Wednesday, July 8, 2015

Session 1

Date: July 8th 2015
Time:  1:00pm- 2:00pm (approximately)
Location: Manlius Library

            Today was the first day of the Naturalist Program and was without a doubt a huge success! There were several technological glitches that set us back on some time, but not a second was wasted- as during that period the kids were taken through the topographic maps of the area and once the problem was fixed we transitioned back to our set agenda for the day.  In the beginning of the hour we began with a brief PowerPoint presentation that introduced the kids to just what a watershed is, why it is important, and how different land use practices affect the quality of our water. The PowerPoint was filled with pictures that were taken from the Manlius area- something that the kids loved, as they would get quite excited when they saw places they recognized. We then continued on to ac clip of a video of Dr. Seuss’s story of “Mcinttrys Pool,” a fun way to gives the kids an idea of just how far there water can go. Next we say a powerful minute clip of Water PSA with Jennifer Connley, followed by the Onondaga Lake Watershed video. All of these clips were used to get the kids to really think about the importance of clean water and how they are connected to it all. After the videos we went right into our activity- the puzzle challenge! One of the topographic maps was created into a puzzle, which was then divided into four sections, each section was given to a group, and from there the kids raced to see who could assemble their section the fastest.

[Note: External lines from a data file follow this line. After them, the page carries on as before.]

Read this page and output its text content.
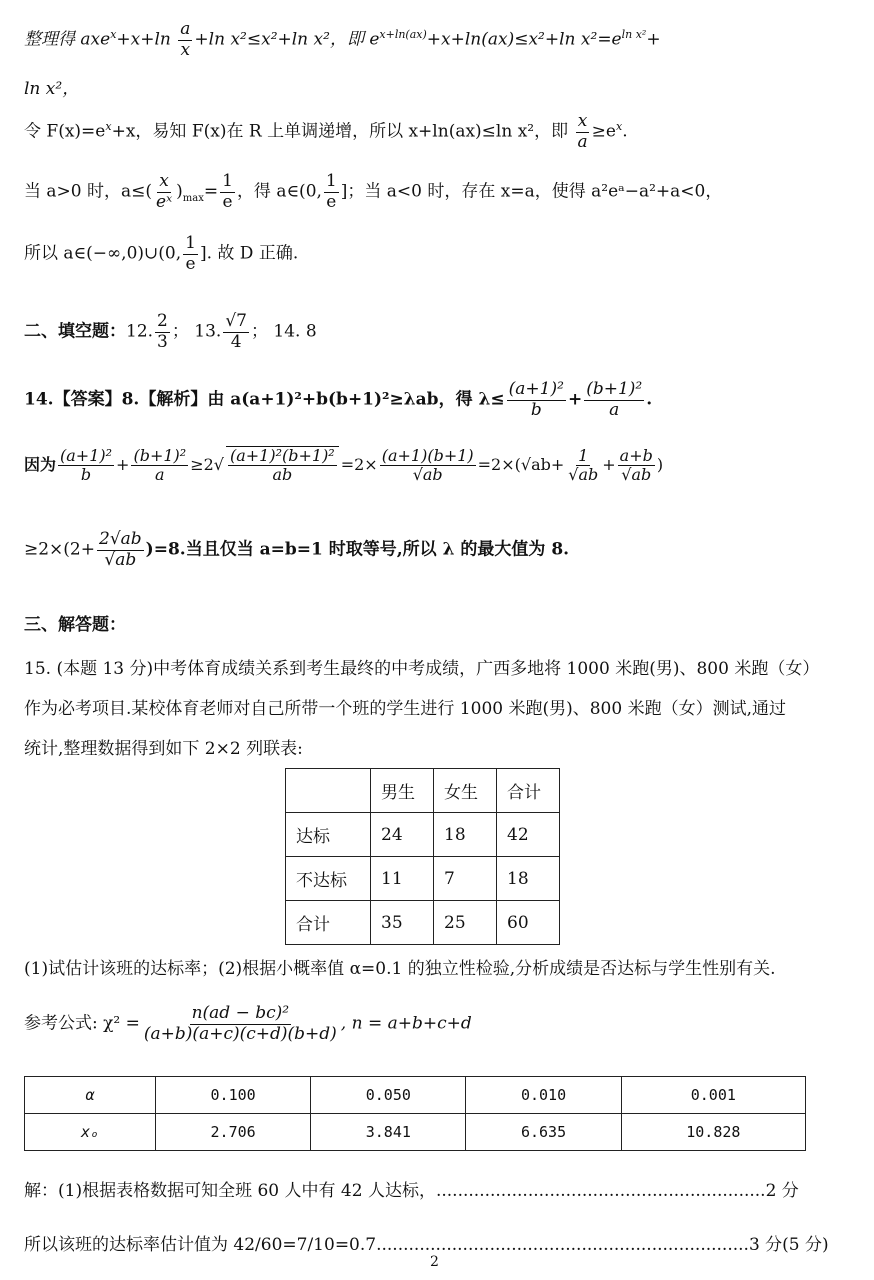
整理得 $axe^x+x+\ln \frac{a}{x} +\ln$ x²≤x²+ln x²，即 $e^{x+ln(ax)}+x+\ln(ax)\le x^2+\ln$ $x^2=e^{ln x^2}+$
ln x²，
令 $F(x)=e^x+x$，易知 F(x)在 R 上单调递增，所以 x+ln(ax)≤ln x²，即 $\frac{x}{a} \ge e^x$.
当 a>0 时，$a\le( \frac{x}{\text{eˣ}} )_{max}= \frac{1}{e}$ ，得 a∈(0, $\frac{1}{e}$ ]；当 a<0 时，存在 x=a，使得 a²eᵃ−a²+a<0，
所以 a∈(−∞,0)∪(0, $\frac{1}{e}$ ]. 故 D 正确.
二、填空题：12. $\frac{2}{3}$ ； 13. $\frac{√7}{4}$ ； 14. 8
14.【答案】8.【解析】由 a(a+1)²+b(b+1)²≥λab，得 $\lambda\le \frac{\text{(a+1)²}}{b} + \frac{\text{(b+1)²}}{a}$ .
因为 $\frac{\text{(a+1)²}}{b} + \frac{\text{(b+1)²}}{a} \ge 2√ \frac{\text{(a+1)²(b+1)²}}{ab} =2\times \frac{(a+1)(b+1)}{√ab} =2\times(√ab+ \frac{1}{√ab} + \frac{a+b}{√ab}$ )
$\ge 2\times(2+ \frac{2√ab}{√ab} )=8$.当且仅当 a=b=1 时取等号,所以 λ 的最大值为 8.
三、解答题：
15. (本题 13 分)中考体育成绩关系到考生最终的中考成绩，广西多地将 1000 米跑(男)、800 米跑（女）
作为必考项目.某校体育老师对自己所带一个班的学生进行 1000 米跑(男)、800 米跑（女）测试,通过
统计,整理数据得到如下 2×2 列联表:
	男生	女生	合计
达标	24	18	42
不达标	11	7	18
合计	35	25	60
(1)试估计该班的达标率；(2)根据小概率值 α=0.1 的独立性检验,分析成绩是否达标与学生性别有关.
参考公式: $\chi^2 = \frac{\text{n(ad − bc)²}}{(a+b)(a+c)(c+d)(b+d)}$ , n = a+b+c+d
α	0.100	0.050	0.010	0.001
xₒ	2.706	3.841	6.635	10.828
解：(1)根据表格数据可知全班 60 人中有 42 人达标，.............................................................2 分
所以该班的达标率估计值为 42/60=7/10=0.7.....................................................................3 分(5 分)
2
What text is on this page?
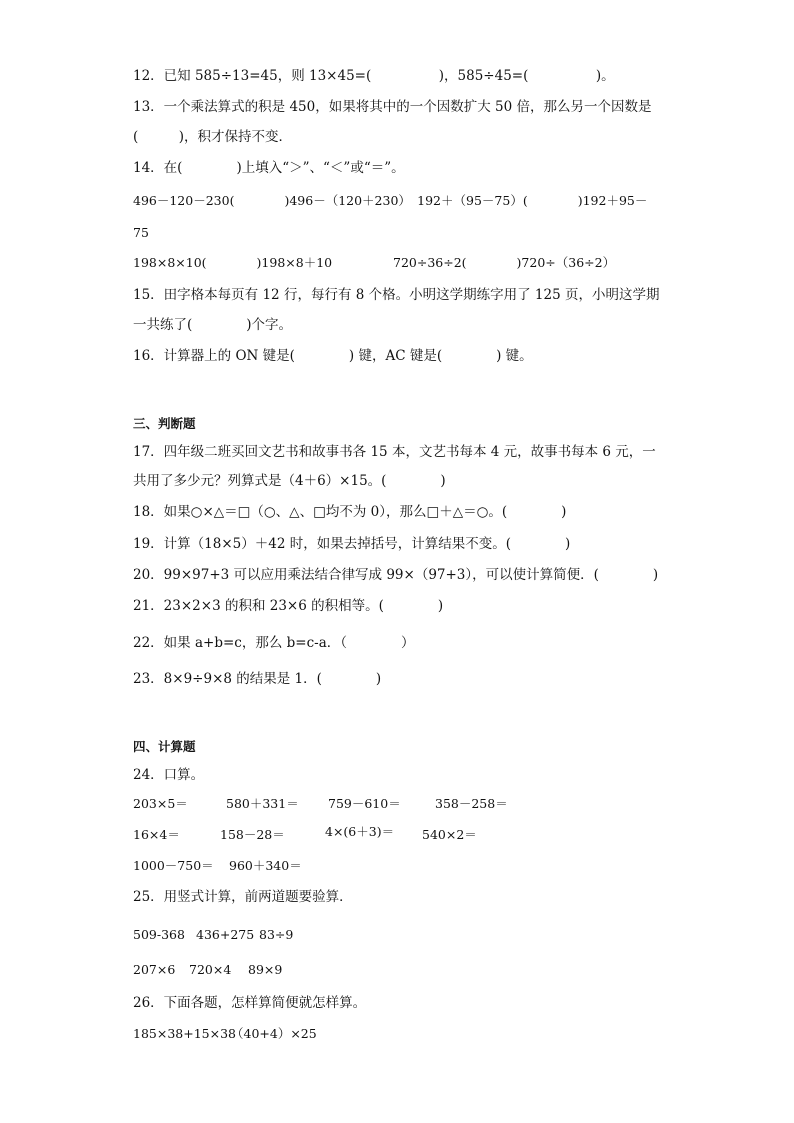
12．已知 585÷13=45，则 13×45=(　　　　　)，585÷45=(　　　　　)。
13．一个乘法算式的积是 450，如果将其中的一个因数扩大 50 倍，那么另一个因数是
(　　　)，积才保持不变．
14．在(　　　　)上填入“＞”、“＜”或“＝”。
496－120－230(　　　　)496－（120＋230）　192＋（95－75）(　　　　)192＋95－
75
198×8×10(　　　　)198×8＋10	720÷36÷2(　　　　)720÷（36÷2）
15．田字格本每页有 12 行，每行有 8 个格。小明这学期练字用了 125 页，小明这学期
一共练了(　　　　)个字。
16．计算器上的 ON 键是(　　　　) 键，AC 键是(　　　　) 键。
三、判断题
17．四年级二班买回文艺书和故事书各 15 本，文艺书每本 4 元，故事书每本 6 元，一
共用了多少元？列算式是（4＋6）×15。(　　　　)
18．如果○×△＝□（○、△、□均不为 0），那么□＋△＝○。(　　　　)
19．计算（18×5）＋42 时，如果去掉括号，计算结果不变。(　　　　)
20．99×97+3 可以应用乘法结合律写成 99×（97+3），可以使计算简便．(　　　　)
21．23×2×3 的积和 23×6 的积相等。(　　　　)
22．如果 a+b=c，那么 b=c-a．（　　　　）
23．8×9÷9×8 的结果是 1．(　　　　)
四、计算题
24．口算。
203×5＝	580＋331＝ 759－610＝	358－258＝
16×4＝	158－28＝	4×(6＋3)＝ 540×2＝
1000－750＝ 960＋340＝
25．用竖式计算，前两道题要验算．
509-368 436+275 83÷9
207×6 720×4 89×9
26．下面各题，怎样算简便就怎样算。
185×38+15×38
（40+4）×25
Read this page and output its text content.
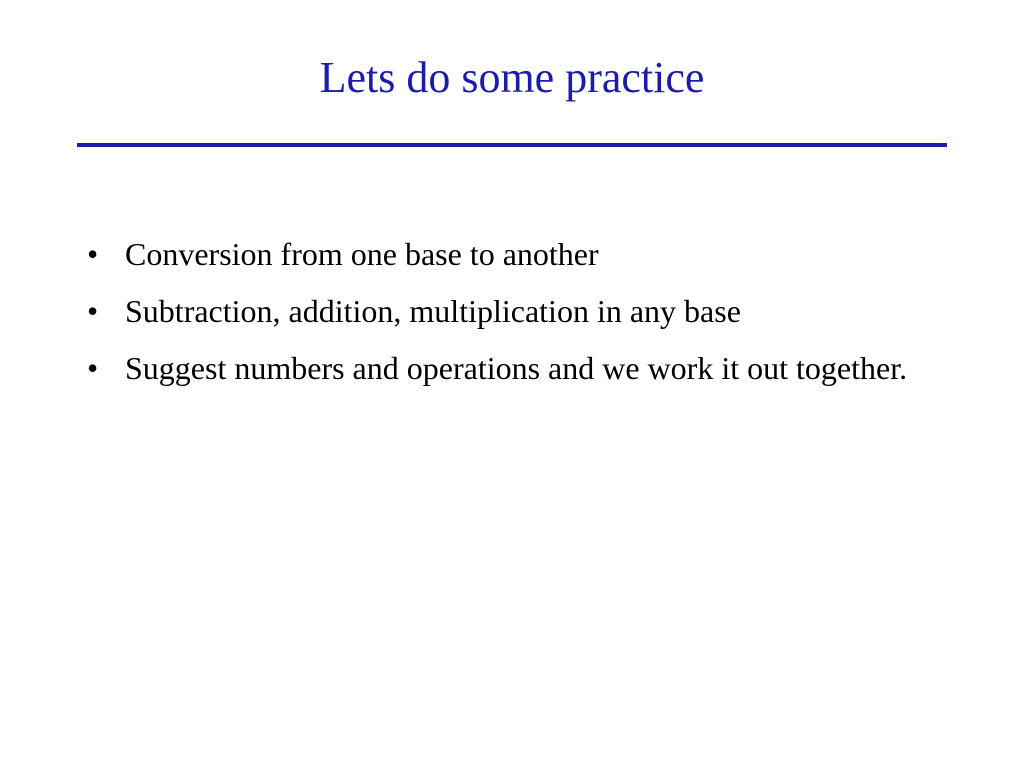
Lets do some practice
• Conversion from one base to another
• Subtraction, addition, multiplication in any base
• Suggest numbers and operations and we work it out together.
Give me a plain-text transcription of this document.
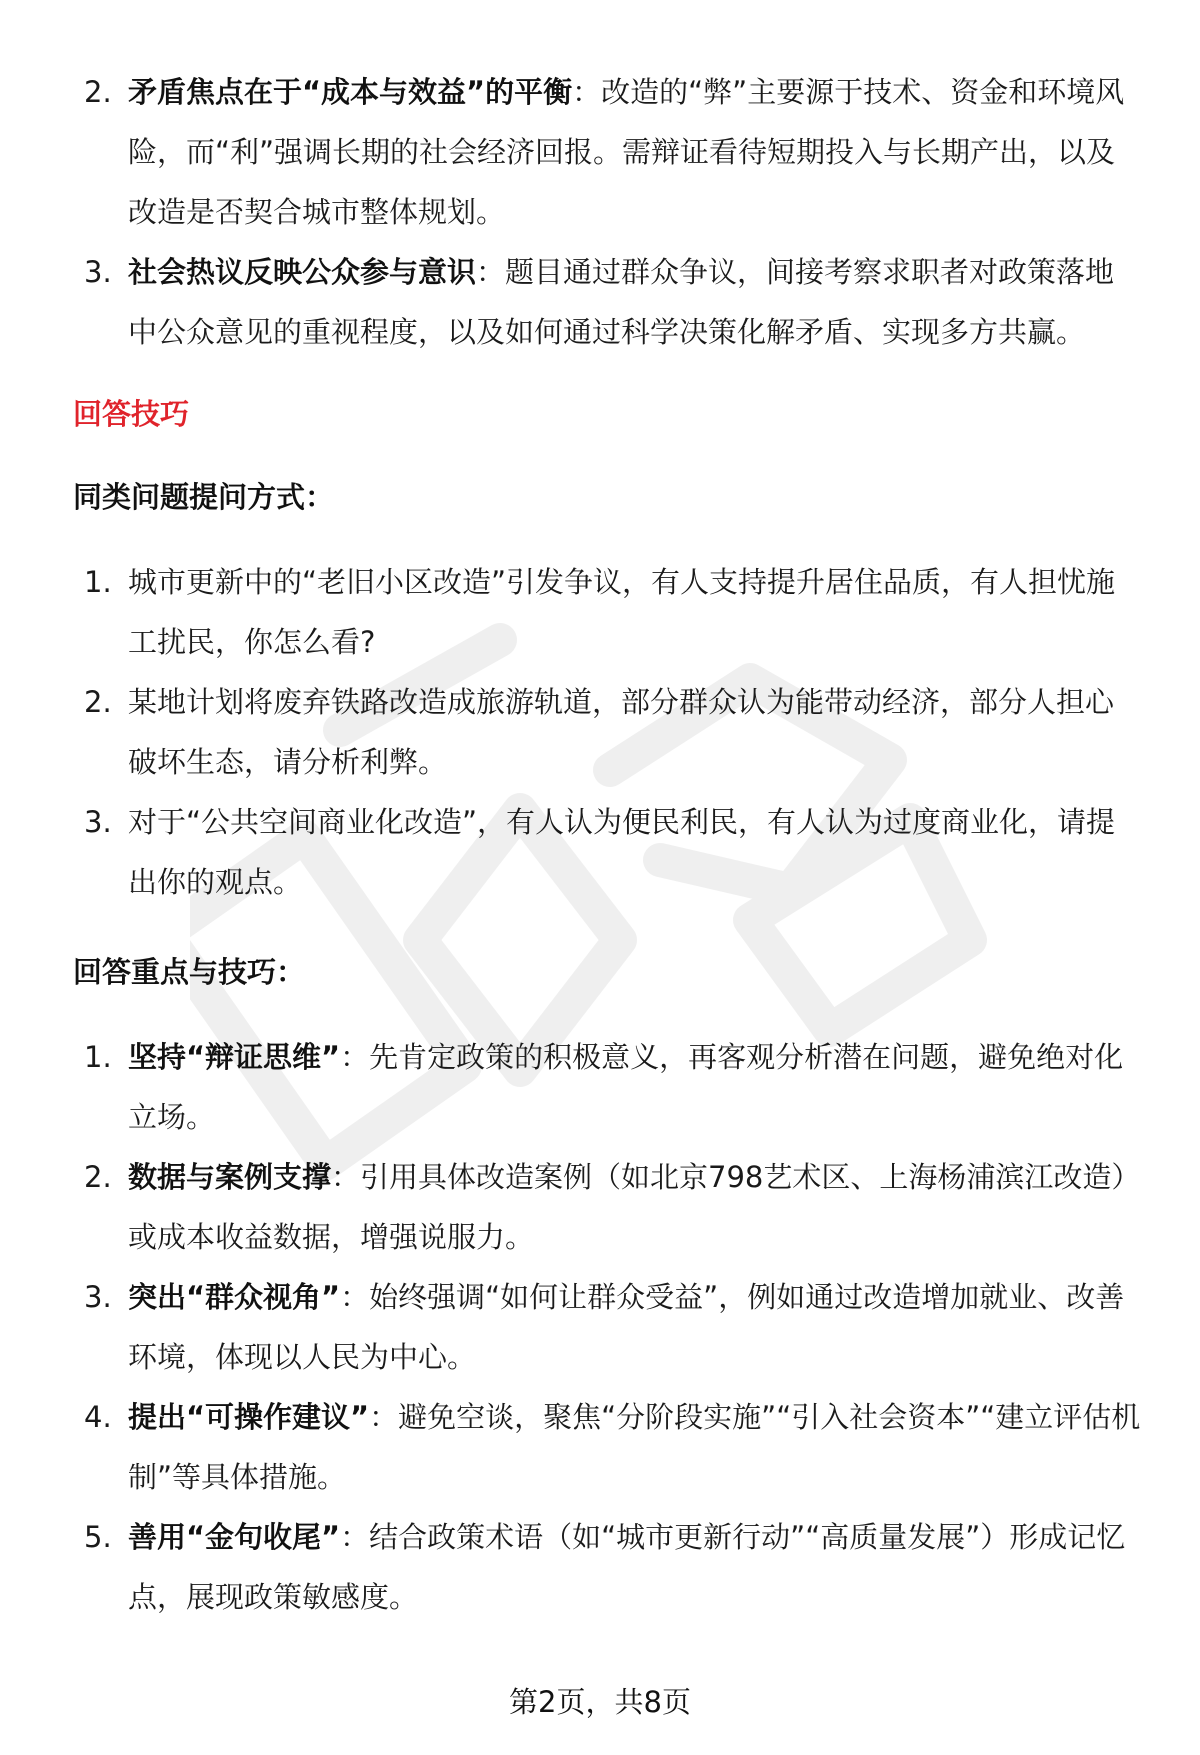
2. 矛盾焦点在于“成本与效益”的平衡：改造的“弊”主要源于技术、资金和环境风险，而“利”强调长期的社会经济回报。需辩证看待短期投入与长期产出，以及改造是否契合城市整体规划。
3. 社会热议反映公众参与意识：题目通过群众争议，间接考察求职者对政策落地中公众意见的重视程度，以及如何通过科学决策化解矛盾、实现多方共赢。
回答技巧
同类问题提问方式：
1. 城市更新中的“老旧小区改造”引发争议，有人支持提升居住品质，有人担忧施工扰民，你怎么看?
2. 某地计划将废弃铁路改造成旅游轨道，部分群众认为能带动经济，部分人担心破坏生态，请分析利弊。
3. 对于“公共空间商业化改造”，有人认为便民利民，有人认为过度商业化，请提出你的观点。
回答重点与技巧：
1. 坚持“辩证思维”：先肯定政策的积极意义，再客观分析潜在问题，避免绝对化立场。
2. 数据与案例支撑：引用具体改造案例（如北京798艺术区、上海杨浦滨江改造）或成本收益数据，增强说服力。
3. 突出“群众视角”：始终强调“如何让群众受益”，例如通过改造增加就业、改善环境，体现以人民为中心。
4. 提出“可操作建议”：避免空谈，聚焦“分阶段实施”“引入社会资本”“建立评估机制”等具体措施。
5. 善用“金句收尾”：结合政策术语（如“城市更新行动”“高质量发展”）形成记忆点，展现政策敏感度。
第2页，共8页
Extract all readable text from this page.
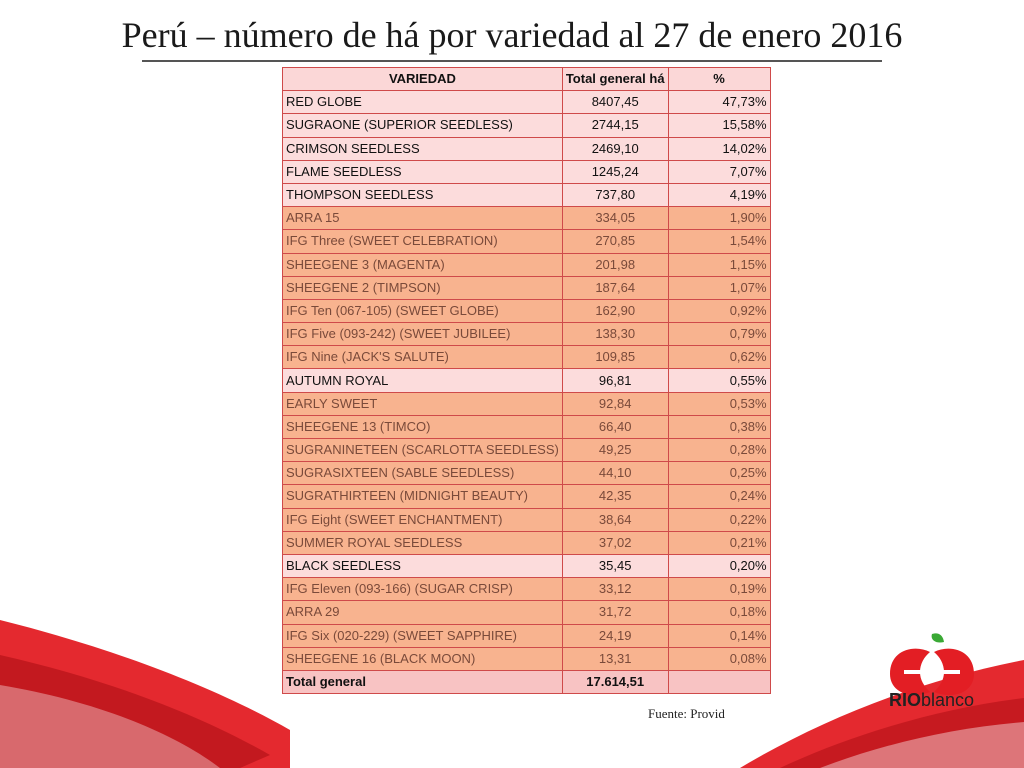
Perú – número de há por variedad al 27 de enero 2016
VARIEDAD	Total general há	%
RED GLOBE	8407,45	47,73%
SUGRAONE (SUPERIOR SEEDLESS)	2744,15	15,58%
CRIMSON SEEDLESS	2469,10	14,02%
FLAME SEEDLESS	1245,24	7,07%
THOMPSON SEEDLESS	737,80	4,19%
ARRA 15	334,05	1,90%
IFG Three (SWEET CELEBRATION)	270,85	1,54%
SHEEGENE 3 (MAGENTA)	201,98	1,15%
SHEEGENE 2 (TIMPSON)	187,64	1,07%
IFG Ten (067-105) (SWEET GLOBE)	162,90	0,92%
IFG Five (093-242) (SWEET JUBILEE)	138,30	0,79%
IFG Nine (JACK'S SALUTE)	109,85	0,62%
AUTUMN ROYAL	96,81	0,55%
EARLY SWEET	92,84	0,53%
SHEEGENE 13 (TIMCO)	66,40	0,38%
SUGRANINETEEN (SCARLOTTA SEEDLESS)	49,25	0,28%
SUGRASIXTEEN (SABLE SEEDLESS)	44,10	0,25%
SUGRATHIRTEEN (MIDNIGHT BEAUTY)	42,35	0,24%
IFG Eight (SWEET ENCHANTMENT)	38,64	0,22%
SUMMER ROYAL SEEDLESS	37,02	0,21%
BLACK SEEDLESS	35,45	0,20%
IFG Eleven (093-166) (SUGAR CRISP)	33,12	0,19%
ARRA 29	31,72	0,18%
IFG Six (020-229) (SWEET SAPPHIRE)	24,19	0,14%
SHEEGENE 16 (BLACK MOON)	13,31	0,08%
Total general	17.614,51	
Fuente: Provid
RIOblanco
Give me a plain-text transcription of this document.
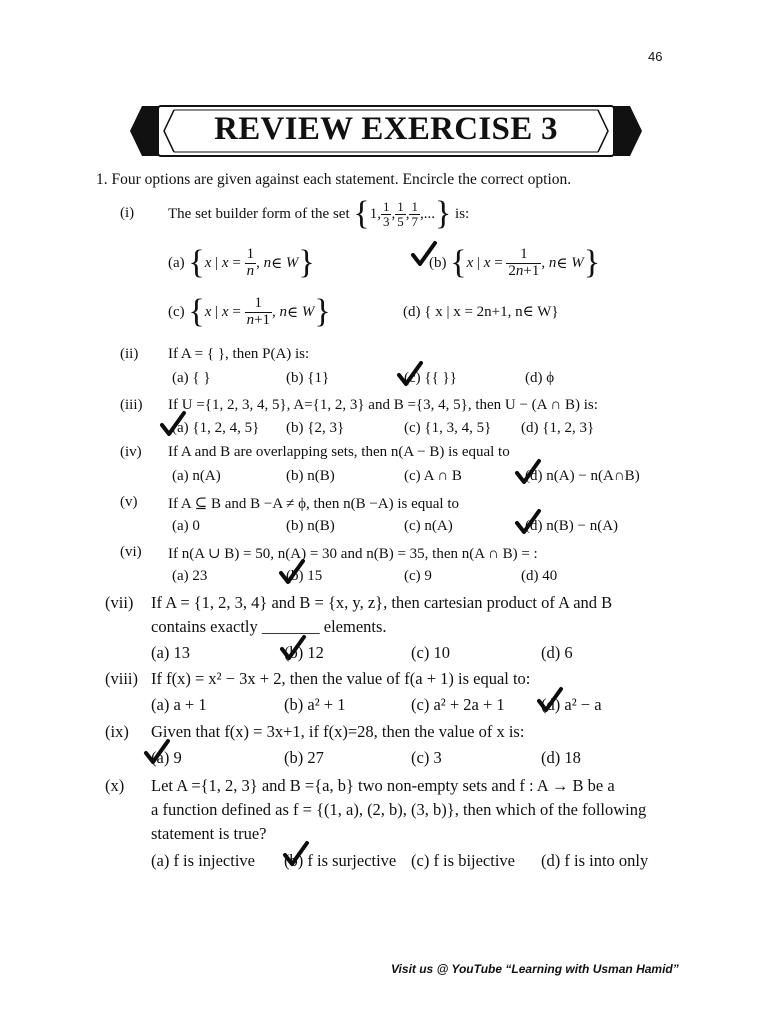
46
REVIEW EXERCISE 3
1. Four options are given against each statement. Encircle the correct option.
(i) The set builder form of the set
{ 1, $\frac{1}{3}$ , $\frac{1}{5}$ , $\frac{1}{7}$ ,... }
is:
(a)
{ x | $x = \frac{1}{n}$ , n ∈ W }	(b)
{ x | $x = \frac{1}{2n+1}$ , n ∈ W }
(c)
{ x | $x = \frac{1}{n+1}$ , n ∈ W }	(d) { x | x = 2n+1, n∈ W}
(ii) If A = { }, then P(A) is:
(a) { }	(b) {1}	(c) {{ }}	(d) ϕ
(iii) If U ={1, 2, 3, 4, 5}, A={1, 2, 3} and B ={3, 4, 5}, then U − (A ∩ B) is:
(a) {1, 2, 4, 5} (b) {2, 3}	(c) {1, 3, 4, 5} (d) {1, 2, 3}
(iv) If A and B are overlapping sets, then n(A − B) is equal to
(a) n(A)	(b) n(B)	(c) A ∩ B	(d) n(A) − n(A∩B)
(v) If A ⊆ B and B −A ≠ ϕ, then n(B −A) is equal to
(a) 0	(b) n(B)	(c) n(A)	(d) n(B) − n(A)
(vi) If n(A ∪ B) = 50, n(A) = 30 and n(B) = 35, then n(A ∩ B) = :
(a) 23	(b) 15	(c) 9	(d) 40
(vii) If A = {1, 2, 3, 4} and B = {x, y, z}, then cartesian product of A and B
contains exactly _______ elements.
(a) 13	(b) 12	(c) 10	(d) 6
(viii) If f(x) = x² − 3x + 2, then the value of f(a + 1) is equal to:
(a) a + 1	(b) a² + 1	(c) a² + 2a + 1 (d) a² − a
(ix) Given that f(x) = 3x+1, if f(x)=28, then the value of x is:
(a) 9	(b) 27	(c) 3	(d) 18
(x) Let A ={1, 2, 3} and B ={a, b} two non-empty sets and f : A → B be a
a function defined as f = {(1, a), (2, b), (3, b)}, then which of the following
statement is true?
(a) f is injective (b) f is surjective (c) f is bijective (d) f is into only
Visit us @ YouTube “Learning with Usman Hamid”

This was a great activity for the kids to work together and to really take a closer look at all the detail that is present in a topographic map (i.e. how the streams are flowing, where the roads are going, how the contour lines are connected, etc). Throughout the entire hour period the kids were engaged and eager to participate as they seemed thrilled to be learning all of this information about an area they live in and can go out and see exactly what we are talking about.

Wednesday, July 1, 2015

Sign-up Day

Date: July 1st 2015
Time:  1:00pm- 3:00pm
Location: Manlius Library


Today was focused around engaging kids and their guardians to spark an interest and inform them about the “How to be a Naturalist” program. We had a table set up in the children’s section of the library with a variety of materials to show what this program is and how to sign up for it. On and hanging around the stand we had informative posters and topographic maps of the region, as well as other educational (and fun!) materials on the other elements involved with this project. One of the most popular parts of our display was the aquatic macroinvertebrates that were being preserved in small jars. Kids of all ages came to the table to check out these cool critters. There was approximately 51 children that stopped by our stand, 8 of these children that were interested were in the age group set for this program (middle school age range), and several of these were interested in this programming continuing on a monthly schedule into the future.